Pros: The slow pace allows you to keep up with reading in other classes. The readings given to you get straight to a clear point about the law regarding property. The TA is wonderful an reviews outlines.

Cons: There really are no cons to this class.

Civil Procedure:
I read and read and read and I think I get 'it' then I go to class and realize I know nothing. This is somehow my worst class. There are set rules that come into play in the timeline of an action. It seems very cut and dry until you get in there and the professor asks questions until you have completely lost track of what the rule is and your brain feels like it melted out your ears.

Pros: The rules are easy to memorize.
Cons: The application of the rules is difficult. The professor has a tendency to follow a bad thread with a student who gets called on and didn't read or didn't understand the material. The professor tries (often in vain) to lead students through to the correct answers. I wish he would question less and lecture more. The more bad answers he gets out of students the more confused I get about the correct answer .

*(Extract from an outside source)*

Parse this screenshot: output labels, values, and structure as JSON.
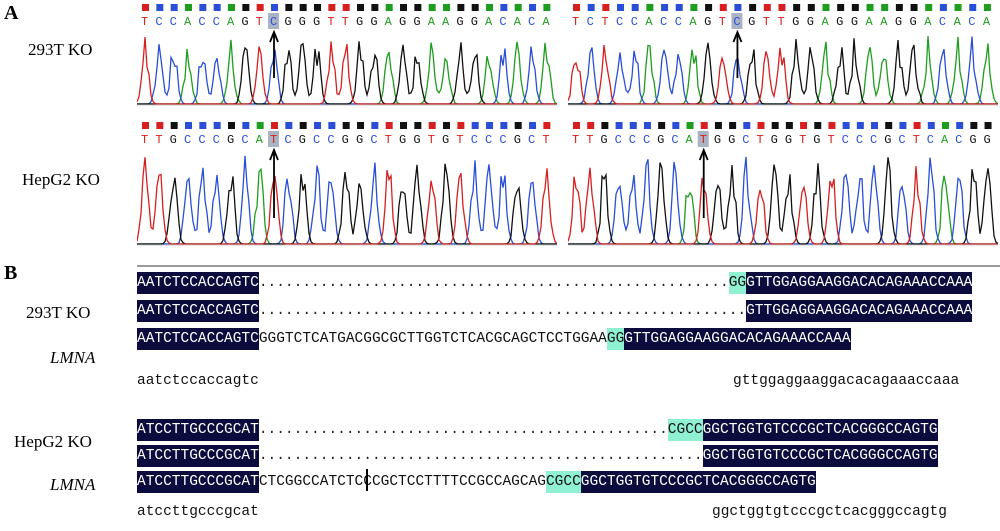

The above has taken over my life. I work from 6am - 6pm every weekday only taking a break to eat for 10 minutes or so in the morning and at lunch. The weekends I sleep in and generally do about 4 hours/ Saturday and Sunday.

UCSD and CWSL Update:
The student news paper (The Commentary) had a big article about the relationship between UCSD and CWSL. I would provide a link to the article but after a lazy google search for it I couldn't find one.

UCSD set up a committee to work out a merger with CWSL.
http://gradlife.ucsd.edu/2009/04/gsa-announcements/

Its looks more and more like a done deal. I suppose there is something holding up the process though.